When I first visited London in the 1960s we stayed with my uncle who lived in Crystal Palace. The first place he took us to was the park, where the stone dinosaurs immediately became one of my favourite things in London. Up the hill from the unlikely versions of the ancient animals were the TV mast, another source of wonder and the remains of the structure which gave the area its name: the Crystal Palace.
Before 1936 when some mishap caused it to burn down it looked like this. Joseph Paxton the designer of the great glasshouse had moved the whole thing from Hyde Park to an obscure site in Sydenham, south London. He expanded the main building, added two towers at either end (designed by Brunel) and built an ornamental park around it.
Despite its destruction (and who is to say it would have survived the War, and the post war dislike of Victorian structures that saw the disappearance of the Euston Arch among many others?) it remains a familiar image and occupies a small but permanent niche in the popular imagination.
We don’t usually remember where exactly it was originally located, but this is the spot:
It faced the main road between London and Kensington
And although photography was in its infancy, many pictures were taken including calotypes by the Fox-Talbot company. There are plenty of photographs of the interior but by technical necessity they show it empty, without people. The essence of a visitor attraction is the people who come to it in their hundreds, and you can only get a sense of that from prints and lithographs.
The transept had been built around the tree after an MP had complained about its possible destruction but it actually added to the general effect. The fountain was constructed out of crystal glass.
The statues were cast in plaster.
There was an appreciative and colourful throng of visitors. This view shows the height of the structure, the strangeness of some of the objects – a lighthouse reflector, the Ross telescope, the Colebroke Dome and in the centre the Queen and the Prince Consort, the premier celebrities of the day.
They’re on a relatively informal visit in this lithograph.
Bystanders keep a discreet distance from the Royal party while getting as close as they think is correct on both sides of the Nave.
The exterior of the building appeared squat and monotonous but the interior seemed Tardis-vast.
Above the ground level were galleries, some stuffed with curious objects.
Others quiet and ecclesiastical:
And others weirdly intimate:
Victoria and Albert had paid a more formal visit on the day of the Palace’s Inaugeration in May.
They entered the Palace through iron gates and proceeded through the crowds to take their place under a giant canopy.
Victoria wrote in her diary: “the glimpses of the transept through the iron gates..(the) myriads of people filling the galleries and seats gave us a sensation which I can never forget.” In a letter she said “The sight…was incredibly glorious, really like fairyland.” Other commentators spoke of the intoxicating effects of, forms, colours and noise.
When I think of a Victorian glass house I think of the Palm House at Kew Gardens, full of vegetation and damp air, like being in a jungle. I can’t quite imagine an even bigger version full of light, artificial colours and people.
The opening ceremoney,Victoria said “fills me with devotion more so than any service I have ever heard”. She visited the Exhibition many times, going one day and starting off the next in the exact spot she had left off, until she had seen almost everything.
After six months in October of 1851 police cleared the building for a final time.
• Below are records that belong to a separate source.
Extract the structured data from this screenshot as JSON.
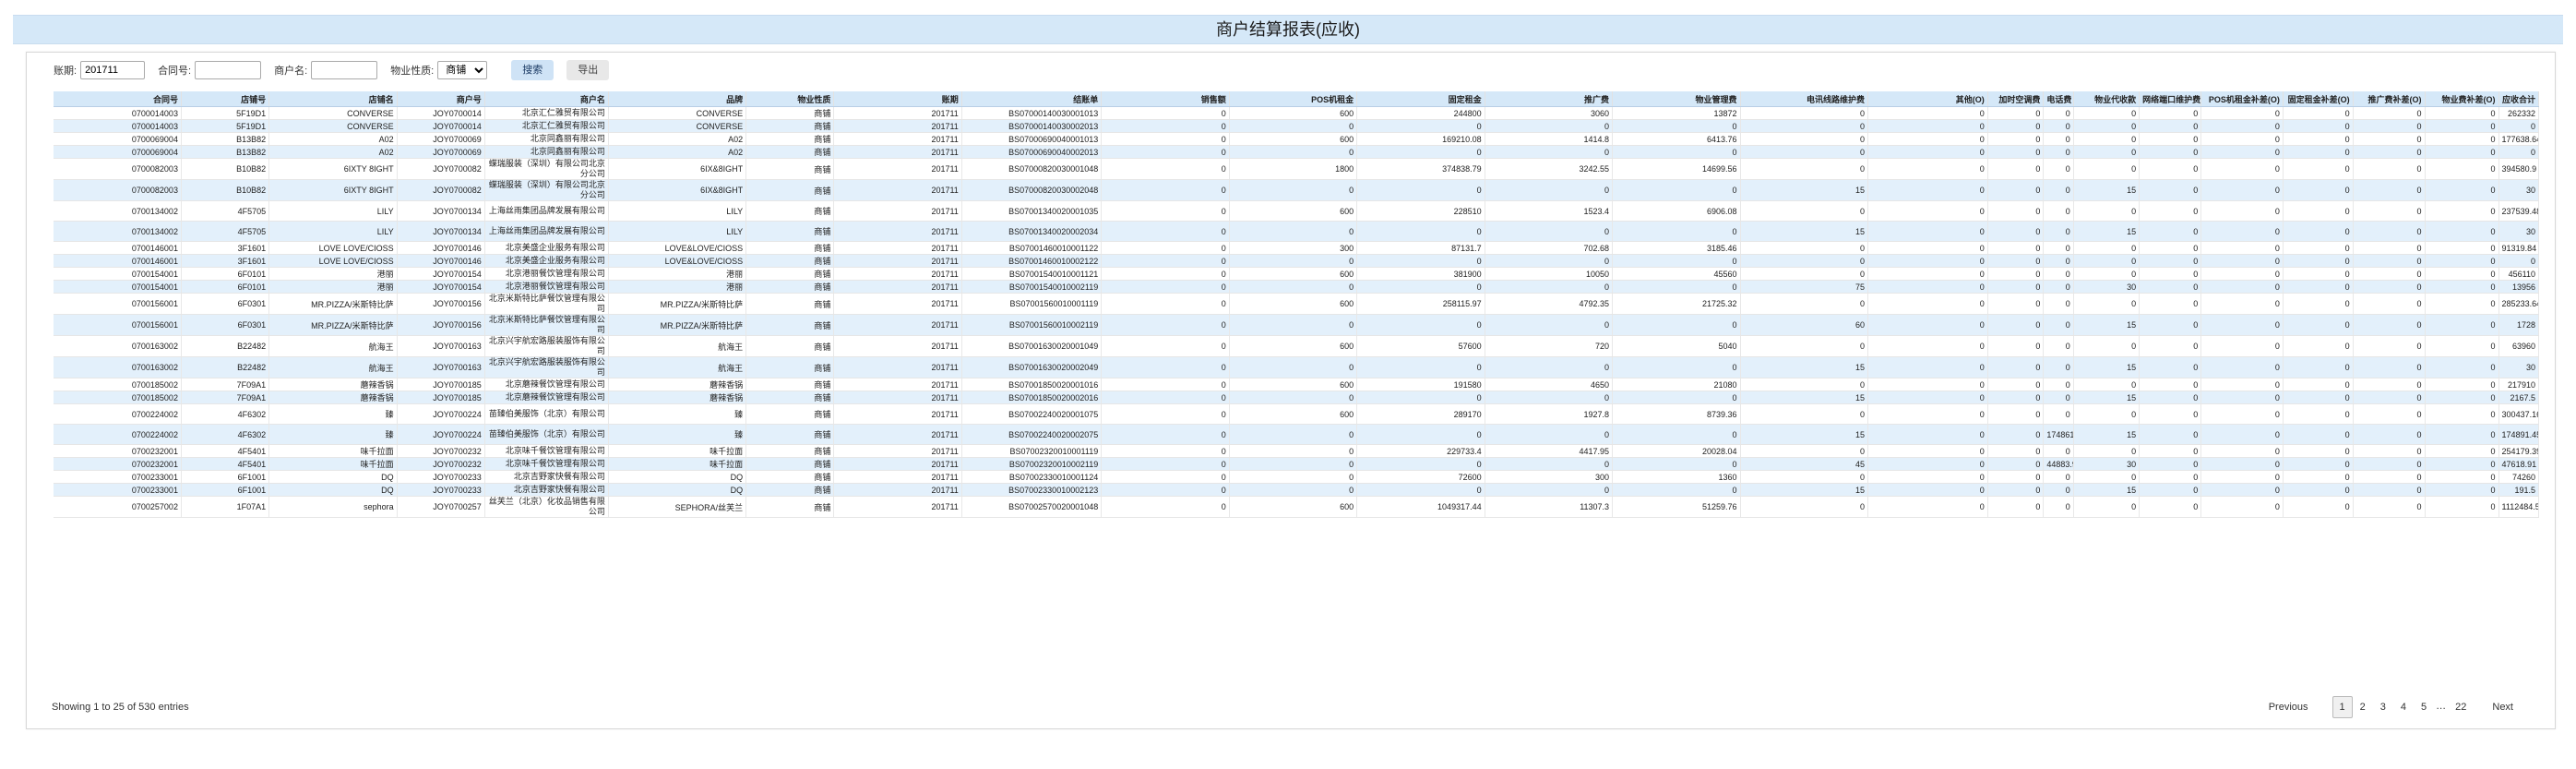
{
  "page_title": "商户结算报表(应收)",
  "filters": {
    "period_label": "账期:",
    "period_value": "201711",
    "contract_label": "合同号:",
    "contract_value": "",
    "merchant_label": "商户名:",
    "merchant_value": "",
    "property_label": "物业性质:",
    "property_value": "商铺",
    "search_label": "搜索",
    "export_label": "导出"
  },
  "table": {
    "columns": [
      "合同号",
      "店铺号",
      "店铺名",
      "商户号",
      "商户名",
      "品牌",
      "物业性质",
      "账期",
      "结账单",
      "销售额",
      "POS机租金",
      "固定租金",
      "推广费",
      "物业管理费",
      "电讯线路维护费",
      "其他(O)",
      "加时空调费",
      "电话费",
      "物业代收款",
      "网络端口维护费",
      "POS机租金补差(O)",
      "固定租金补差(O)",
      "推广费补差(O)",
      "物业费补差(O)",
      "应收合计"
    ],
    "rows": [
      [
        "0700014003",
        "5F19D1",
        "CONVERSE",
        "JOY0700014",
        "北京汇仁雅贸有限公司",
        "CONVERSE",
        "商铺",
        "201711",
        "BS07000140030001013",
        "0",
        "600",
        "244800",
        "3060",
        "13872",
        "0",
        "0",
        "0",
        "0",
        "0",
        "0",
        "0",
        "0",
        "0",
        "0",
        "262332"
      ],
      [
        "0700014003",
        "5F19D1",
        "CONVERSE",
        "JOY0700014",
        "北京汇仁雅贸有限公司",
        "CONVERSE",
        "商铺",
        "201711",
        "BS07000140030002013",
        "0",
        "0",
        "0",
        "0",
        "0",
        "0",
        "0",
        "0",
        "0",
        "0",
        "0",
        "0",
        "0",
        "0",
        "0",
        "0"
      ],
      [
        "0700069004",
        "B13B82",
        "A02",
        "JOY0700069",
        "北京同鑫丽有限公司",
        "A02",
        "商铺",
        "201711",
        "BS07000690040001013",
        "0",
        "600",
        "169210.08",
        "1414.8",
        "6413.76",
        "0",
        "0",
        "0",
        "0",
        "0",
        "0",
        "0",
        "0",
        "0",
        "0",
        "177638.64"
      ],
      [
        "0700069004",
        "B13B82",
        "A02",
        "JOY0700069",
        "北京同鑫丽有限公司",
        "A02",
        "商铺",
        "201711",
        "BS07000690040002013",
        "0",
        "0",
        "0",
        "0",
        "0",
        "0",
        "0",
        "0",
        "0",
        "0",
        "0",
        "0",
        "0",
        "0",
        "0",
        "0"
      ],
      [
        "0700082003",
        "B10B82",
        "6IXTY 8IGHT",
        "JOY0700082",
        "蝶瑞服装（深圳）有限公司北京分公司",
        "6IX&8IGHT",
        "商铺",
        "201711",
        "BS07000820030001048",
        "0",
        "1800",
        "374838.79",
        "3242.55",
        "14699.56",
        "0",
        "0",
        "0",
        "0",
        "0",
        "0",
        "0",
        "0",
        "0",
        "0",
        "394580.9"
      ],
      [
        "0700082003",
        "B10B82",
        "6IXTY 8IGHT",
        "JOY0700082",
        "蝶瑞服装（深圳）有限公司北京分公司",
        "6IX&8IGHT",
        "商铺",
        "201711",
        "BS07000820030002048",
        "0",
        "0",
        "0",
        "0",
        "0",
        "15",
        "0",
        "0",
        "0",
        "15",
        "0",
        "0",
        "0",
        "0",
        "0",
        "30"
      ],
      [
        "0700134002",
        "4F5705",
        "LILY",
        "JOY0700134",
        "上海丝雨集团品牌发展有限公司",
        "LILY",
        "商铺",
        "201711",
        "BS07001340020001035",
        "0",
        "600",
        "228510",
        "1523.4",
        "6906.08",
        "0",
        "0",
        "0",
        "0",
        "0",
        "0",
        "0",
        "0",
        "0",
        "0",
        "237539.48"
      ],
      [
        "0700134002",
        "4F5705",
        "LILY",
        "JOY0700134",
        "上海丝雨集团品牌发展有限公司",
        "LILY",
        "商铺",
        "201711",
        "BS07001340020002034",
        "0",
        "0",
        "0",
        "0",
        "0",
        "15",
        "0",
        "0",
        "0",
        "15",
        "0",
        "0",
        "0",
        "0",
        "0",
        "30"
      ],
      [
        "0700146001",
        "3F1601",
        "LOVE LOVE/CIOSS",
        "JOY0700146",
        "北京美盛企业服务有限公司",
        "LOVE&LOVE/CIOSS",
        "商铺",
        "201711",
        "BS07001460010001122",
        "0",
        "300",
        "87131.7",
        "702.68",
        "3185.46",
        "0",
        "0",
        "0",
        "0",
        "0",
        "0",
        "0",
        "0",
        "0",
        "0",
        "91319.84"
      ],
      [
        "0700146001",
        "3F1601",
        "LOVE LOVE/CIOSS",
        "JOY0700146",
        "北京美盛企业服务有限公司",
        "LOVE&LOVE/CIOSS",
        "商铺",
        "201711",
        "BS07001460010002122",
        "0",
        "0",
        "0",
        "0",
        "0",
        "0",
        "0",
        "0",
        "0",
        "0",
        "0",
        "0",
        "0",
        "0",
        "0",
        "0"
      ],
      [
        "0700154001",
        "6F0101",
        "港丽",
        "JOY0700154",
        "北京港丽餐饮管理有限公司",
        "港丽",
        "商铺",
        "201711",
        "BS07001540010001121",
        "0",
        "600",
        "381900",
        "10050",
        "45560",
        "0",
        "0",
        "0",
        "0",
        "0",
        "0",
        "0",
        "0",
        "0",
        "0",
        "456110"
      ],
      [
        "0700154001",
        "6F0101",
        "港丽",
        "JOY0700154",
        "北京港丽餐饮管理有限公司",
        "港丽",
        "商铺",
        "201711",
        "BS07001540010002119",
        "0",
        "0",
        "0",
        "0",
        "0",
        "75",
        "0",
        "0",
        "0",
        "30",
        "0",
        "0",
        "0",
        "0",
        "0",
        "13956"
      ],
      [
        "0700156001",
        "6F0301",
        "MR.PIZZA/米斯特比萨",
        "JOY0700156",
        "北京米斯特比萨餐饮管理有限公司",
        "MR.PIZZA/米斯特比萨",
        "商铺",
        "201711",
        "BS07001560010001119",
        "0",
        "600",
        "258115.97",
        "4792.35",
        "21725.32",
        "0",
        "0",
        "0",
        "0",
        "0",
        "0",
        "0",
        "0",
        "0",
        "0",
        "285233.64"
      ],
      [
        "0700156001",
        "6F0301",
        "MR.PIZZA/米斯特比萨",
        "JOY0700156",
        "北京米斯特比萨餐饮管理有限公司",
        "MR.PIZZA/米斯特比萨",
        "商铺",
        "201711",
        "BS07001560010002119",
        "0",
        "0",
        "0",
        "0",
        "0",
        "60",
        "0",
        "0",
        "0",
        "15",
        "0",
        "0",
        "0",
        "0",
        "0",
        "1728"
      ],
      [
        "0700163002",
        "B22482",
        "航海王",
        "JOY0700163",
        "北京兴宇航宏路服装服饰有限公司",
        "航海王",
        "商铺",
        "201711",
        "BS07001630020001049",
        "0",
        "600",
        "57600",
        "720",
        "5040",
        "0",
        "0",
        "0",
        "0",
        "0",
        "0",
        "0",
        "0",
        "0",
        "0",
        "63960"
      ],
      [
        "0700163002",
        "B22482",
        "航海王",
        "JOY0700163",
        "北京兴宇航宏路服装服饰有限公司",
        "航海王",
        "商铺",
        "201711",
        "BS07001630020002049",
        "0",
        "0",
        "0",
        "0",
        "0",
        "15",
        "0",
        "0",
        "0",
        "15",
        "0",
        "0",
        "0",
        "0",
        "0",
        "30"
      ],
      [
        "0700185002",
        "7F09A1",
        "蘑辣香锅",
        "JOY0700185",
        "北京蘑辣餐饮管理有限公司",
        "蘑辣香锅",
        "商铺",
        "201711",
        "BS07001850020001016",
        "0",
        "600",
        "191580",
        "4650",
        "21080",
        "0",
        "0",
        "0",
        "0",
        "0",
        "0",
        "0",
        "0",
        "0",
        "0",
        "217910"
      ],
      [
        "0700185002",
        "7F09A1",
        "蘑辣香锅",
        "JOY0700185",
        "北京蘑辣餐饮管理有限公司",
        "蘑辣香锅",
        "商铺",
        "201711",
        "BS07001850020002016",
        "0",
        "0",
        "0",
        "0",
        "0",
        "15",
        "0",
        "0",
        "0",
        "15",
        "0",
        "0",
        "0",
        "0",
        "0",
        "2167.5"
      ],
      [
        "0700224002",
        "4F6302",
        "臻",
        "JOY0700224",
        "苗臻伯美服饰（北京）有限公司",
        "臻",
        "商铺",
        "201711",
        "BS07002240020001075",
        "0",
        "600",
        "289170",
        "1927.8",
        "8739.36",
        "0",
        "0",
        "0",
        "0",
        "0",
        "0",
        "0",
        "0",
        "0",
        "0",
        "300437.16"
      ],
      [
        "0700224002",
        "4F6302",
        "臻",
        "JOY0700224",
        "苗臻伯美服饰（北京）有限公司",
        "臻",
        "商铺",
        "201711",
        "BS07002240020002075",
        "0",
        "0",
        "0",
        "0",
        "0",
        "15",
        "0",
        "0",
        "174861.45",
        "15",
        "0",
        "0",
        "0",
        "0",
        "0",
        "174891.45"
      ],
      [
        "0700232001",
        "4F5401",
        "味千拉面",
        "JOY0700232",
        "北京味千餐饮管理有限公司",
        "味千拉面",
        "商铺",
        "201711",
        "BS07002320010001119",
        "0",
        "0",
        "229733.4",
        "4417.95",
        "20028.04",
        "0",
        "0",
        "0",
        "0",
        "0",
        "0",
        "0",
        "0",
        "0",
        "0",
        "254179.39"
      ],
      [
        "0700232001",
        "4F5401",
        "味千拉面",
        "JOY0700232",
        "北京味千餐饮管理有限公司",
        "味千拉面",
        "商铺",
        "201711",
        "BS07002320010002119",
        "0",
        "0",
        "0",
        "0",
        "0",
        "45",
        "0",
        "0",
        "44883.91",
        "30",
        "0",
        "0",
        "0",
        "0",
        "0",
        "47618.91"
      ],
      [
        "0700233001",
        "6F1001",
        "DQ",
        "JOY0700233",
        "北京吉野家快餐有限公司",
        "DQ",
        "商铺",
        "201711",
        "BS07002330010001124",
        "0",
        "0",
        "72600",
        "300",
        "1360",
        "0",
        "0",
        "0",
        "0",
        "0",
        "0",
        "0",
        "0",
        "0",
        "0",
        "74260"
      ],
      [
        "0700233001",
        "6F1001",
        "DQ",
        "JOY0700233",
        "北京吉野家快餐有限公司",
        "DQ",
        "商铺",
        "201711",
        "BS07002330010002123",
        "0",
        "0",
        "0",
        "0",
        "0",
        "15",
        "0",
        "0",
        "0",
        "15",
        "0",
        "0",
        "0",
        "0",
        "0",
        "191.5"
      ],
      [
        "0700257002",
        "1F07A1",
        "sephora",
        "JOY0700257",
        "丝芙兰（北京）化妆品销售有限公司",
        "SEPHORA/丝芙兰",
        "商铺",
        "201711",
        "BS07002570020001048",
        "0",
        "600",
        "1049317.44",
        "11307.3",
        "51259.76",
        "0",
        "0",
        "0",
        "0",
        "0",
        "0",
        "0",
        "0",
        "0",
        "0",
        "1112484.5"
      ]
    ]
  },
  "footer": {
    "info": "Showing 1 to 25 of 530 entries",
    "pagination": {
      "previous": "Previous",
      "pages": [
        "1",
        "2",
        "3",
        "4",
        "5"
      ],
      "ellipsis": "…",
      "last": "22",
      "next": "Next"
    }
  }
}
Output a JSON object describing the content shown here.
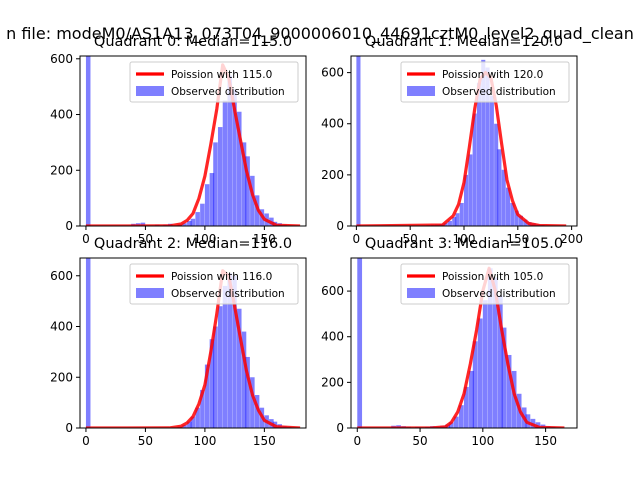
{
  "figure": {
    "title": "n file: modeM0/AS1A13_073T04_9000006010_44691cztM0_level2_quad_clean"
  },
  "chart_data": [
    {
      "type": "bar",
      "title": "Quadrant 0: Median=115.0",
      "xlim": [
        -5,
        185
      ],
      "ylim": [
        0,
        610
      ],
      "xticks": [
        0,
        50,
        100,
        150
      ],
      "yticks": [
        0,
        200,
        400,
        600
      ],
      "legend_position": "top-right",
      "series": [
        {
          "name": "Observed distribution",
          "color": "#0000ff",
          "opacity": 0.5,
          "bin_width": 3.8,
          "bins": [
            [
              0,
              620
            ],
            [
              38,
              8
            ],
            [
              42,
              10
            ],
            [
              46,
              12
            ],
            [
              58,
              5
            ],
            [
              65,
              5
            ],
            [
              69,
              8
            ],
            [
              77,
              5
            ],
            [
              81,
              10
            ],
            [
              85,
              18
            ],
            [
              88,
              26
            ],
            [
              92,
              50
            ],
            [
              96,
              80
            ],
            [
              100,
              150
            ],
            [
              104,
              190
            ],
            [
              107,
              300
            ],
            [
              111,
              355
            ],
            [
              115,
              450
            ],
            [
              119,
              540
            ],
            [
              123,
              490
            ],
            [
              127,
              410
            ],
            [
              131,
              300
            ],
            [
              134,
              250
            ],
            [
              138,
              180
            ],
            [
              142,
              110
            ],
            [
              146,
              60
            ],
            [
              150,
              45
            ],
            [
              154,
              30
            ],
            [
              157,
              15
            ],
            [
              161,
              10
            ],
            [
              165,
              5
            ],
            [
              169,
              2
            ]
          ]
        },
        {
          "name": "Poission with 115.0",
          "color": "#ff0000",
          "x": [
            0,
            70,
            80,
            85,
            90,
            95,
            100,
            105,
            110,
            115,
            120,
            125,
            130,
            135,
            140,
            145,
            150,
            160,
            180
          ],
          "y": [
            0,
            0.5,
            7,
            20,
            45,
            99,
            179,
            293,
            420,
            578,
            532,
            417,
            306,
            198,
            113,
            56,
            24,
            3,
            0
          ]
        }
      ]
    },
    {
      "type": "bar",
      "title": "Quadrant 1: Median=120.0",
      "xlim": [
        -5,
        205
      ],
      "ylim": [
        0,
        665
      ],
      "xticks": [
        0,
        50,
        100,
        150,
        200
      ],
      "yticks": [
        0,
        200,
        400,
        600
      ],
      "legend_position": "top-right",
      "series": [
        {
          "name": "Observed distribution",
          "color": "#0000ff",
          "opacity": 0.5,
          "bin_width": 3.8,
          "bins": [
            [
              0,
              665
            ],
            [
              65,
              3
            ],
            [
              69,
              5
            ],
            [
              73,
              6
            ],
            [
              77,
              8
            ],
            [
              81,
              12
            ],
            [
              85,
              20
            ],
            [
              89,
              35
            ],
            [
              92,
              50
            ],
            [
              96,
              90
            ],
            [
              100,
              200
            ],
            [
              104,
              280
            ],
            [
              108,
              440
            ],
            [
              112,
              560
            ],
            [
              116,
              650
            ],
            [
              120,
              620
            ],
            [
              124,
              510
            ],
            [
              128,
              400
            ],
            [
              131,
              300
            ],
            [
              135,
              220
            ],
            [
              139,
              150
            ],
            [
              143,
              90
            ],
            [
              147,
              60
            ],
            [
              151,
              40
            ],
            [
              155,
              25
            ],
            [
              159,
              15
            ],
            [
              163,
              10
            ],
            [
              167,
              6
            ],
            [
              171,
              4
            ]
          ]
        },
        {
          "name": "Poission with 120.0",
          "color": "#ff0000",
          "x": [
            0,
            80,
            90,
            95,
            100,
            105,
            110,
            115,
            120,
            125,
            130,
            135,
            140,
            145,
            150,
            160,
            170,
            195
          ],
          "y": [
            0,
            4,
            40,
            85,
            170,
            310,
            460,
            575,
            600,
            580,
            470,
            320,
            180,
            100,
            45,
            10,
            2,
            0
          ]
        }
      ]
    },
    {
      "type": "bar",
      "title": "Quadrant 2: Median=116.0",
      "xlim": [
        -5,
        185
      ],
      "ylim": [
        0,
        670
      ],
      "xticks": [
        0,
        50,
        100,
        150
      ],
      "yticks": [
        0,
        200,
        400,
        600
      ],
      "legend_position": "top-right",
      "series": [
        {
          "name": "Observed distribution",
          "color": "#0000ff",
          "opacity": 0.5,
          "bin_width": 3.8,
          "bins": [
            [
              0,
              670
            ],
            [
              77,
              5
            ],
            [
              81,
              12
            ],
            [
              85,
              25
            ],
            [
              88,
              45
            ],
            [
              92,
              80
            ],
            [
              96,
              150
            ],
            [
              100,
              250
            ],
            [
              104,
              350
            ],
            [
              107,
              400
            ],
            [
              111,
              480
            ],
            [
              115,
              560
            ],
            [
              119,
              610
            ],
            [
              123,
              600
            ],
            [
              127,
              470
            ],
            [
              131,
              380
            ],
            [
              134,
              280
            ],
            [
              138,
              200
            ],
            [
              142,
              130
            ],
            [
              146,
              80
            ],
            [
              150,
              50
            ],
            [
              154,
              35
            ],
            [
              157,
              25
            ],
            [
              161,
              15
            ],
            [
              165,
              8
            ],
            [
              169,
              5
            ]
          ]
        },
        {
          "name": "Poission with 116.0",
          "color": "#ff0000",
          "x": [
            0,
            70,
            80,
            85,
            90,
            95,
            100,
            105,
            110,
            115,
            120,
            125,
            130,
            135,
            140,
            145,
            150,
            160,
            180
          ],
          "y": [
            0,
            0.5,
            7,
            20,
            45,
            95,
            170,
            300,
            450,
            620,
            600,
            480,
            350,
            225,
            130,
            70,
            30,
            5,
            0
          ]
        }
      ]
    },
    {
      "type": "bar",
      "title": "Quadrant 3: Median=105.0",
      "xlim": [
        -5,
        175
      ],
      "ylim": [
        0,
        745
      ],
      "xticks": [
        0,
        50,
        100,
        150
      ],
      "yticks": [
        0,
        200,
        400,
        600
      ],
      "legend_position": "top-right",
      "series": [
        {
          "name": "Observed distribution",
          "color": "#0000ff",
          "opacity": 0.5,
          "bin_width": 3.8,
          "bins": [
            [
              0,
              745
            ],
            [
              27,
              10
            ],
            [
              31,
              12
            ],
            [
              35,
              8
            ],
            [
              39,
              6
            ],
            [
              46,
              5
            ],
            [
              54,
              5
            ],
            [
              58,
              8
            ],
            [
              62,
              6
            ],
            [
              66,
              10
            ],
            [
              70,
              15
            ],
            [
              73,
              25
            ],
            [
              77,
              50
            ],
            [
              81,
              100
            ],
            [
              85,
              180
            ],
            [
              89,
              250
            ],
            [
              92,
              380
            ],
            [
              96,
              480
            ],
            [
              100,
              560
            ],
            [
              104,
              700
            ],
            [
              108,
              660
            ],
            [
              112,
              580
            ],
            [
              115,
              440
            ],
            [
              119,
              320
            ],
            [
              123,
              250
            ],
            [
              127,
              150
            ],
            [
              131,
              90
            ],
            [
              134,
              60
            ],
            [
              138,
              40
            ],
            [
              142,
              25
            ],
            [
              146,
              15
            ],
            [
              150,
              8
            ],
            [
              154,
              5
            ]
          ]
        },
        {
          "name": "Poission with 105.0",
          "color": "#ff0000",
          "x": [
            0,
            60,
            70,
            75,
            80,
            85,
            90,
            95,
            100,
            105,
            110,
            115,
            120,
            125,
            130,
            135,
            145,
            165
          ],
          "y": [
            0,
            0.5,
            5,
            25,
            70,
            150,
            280,
            430,
            600,
            700,
            600,
            430,
            280,
            150,
            70,
            25,
            3,
            0
          ]
        }
      ]
    }
  ]
}
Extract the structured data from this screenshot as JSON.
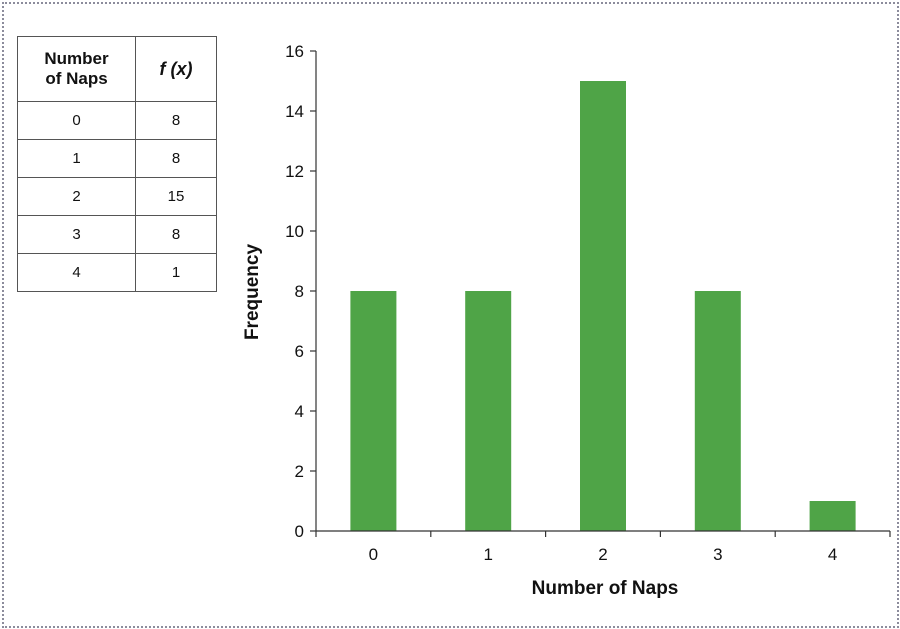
{
  "table": {
    "header_x_line1": "Number",
    "header_x_line2": "of Naps",
    "header_f": "f (x)",
    "rows": [
      {
        "x": "0",
        "f": "8"
      },
      {
        "x": "1",
        "f": "8"
      },
      {
        "x": "2",
        "f": "15"
      },
      {
        "x": "3",
        "f": "8"
      },
      {
        "x": "4",
        "f": "1"
      }
    ]
  },
  "colors": {
    "bar": "#4fa447",
    "axis": "#333333",
    "frame": "#8c8c9c"
  },
  "chart_data": {
    "type": "bar",
    "title": "",
    "categories": [
      "0",
      "1",
      "2",
      "3",
      "4"
    ],
    "values": [
      8,
      8,
      15,
      8,
      1
    ],
    "xlabel": "Number of Naps",
    "ylabel": "Frequency",
    "ylim": [
      0,
      16
    ],
    "yticks": [
      0,
      2,
      4,
      6,
      8,
      10,
      12,
      14,
      16
    ],
    "grid": false,
    "legend": "none"
  }
}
There was a last private ceremony to close the building which Victoria “grieved not to be able to be present”. (Albert had advised aginst it.). She did go back to look at it again with all the exhibits removed “the beauty of the building was never seen to greater advantage.”
The following year after much debate as to its future the Palace moved to Sydenham, deep in the suburbs, and after seventy years or so, one day its story came to an end.
We were over the border in the City of Westminster this week but as a forerunner of Albertopolis the Crystal Palace and the Great Exhibition are of some interest to the history of Kensington and Chelsea. And I liked the set of lithographs which were too big for me to scan in one piece but had some irresistible details. I started out with them but the more I read the more pictures I wanted to add, so you get a bumper crop of images this week.
John McKean’s book Crystal Palace (1994) was particularly informative, and was where I found the quotes from Queen Victoria.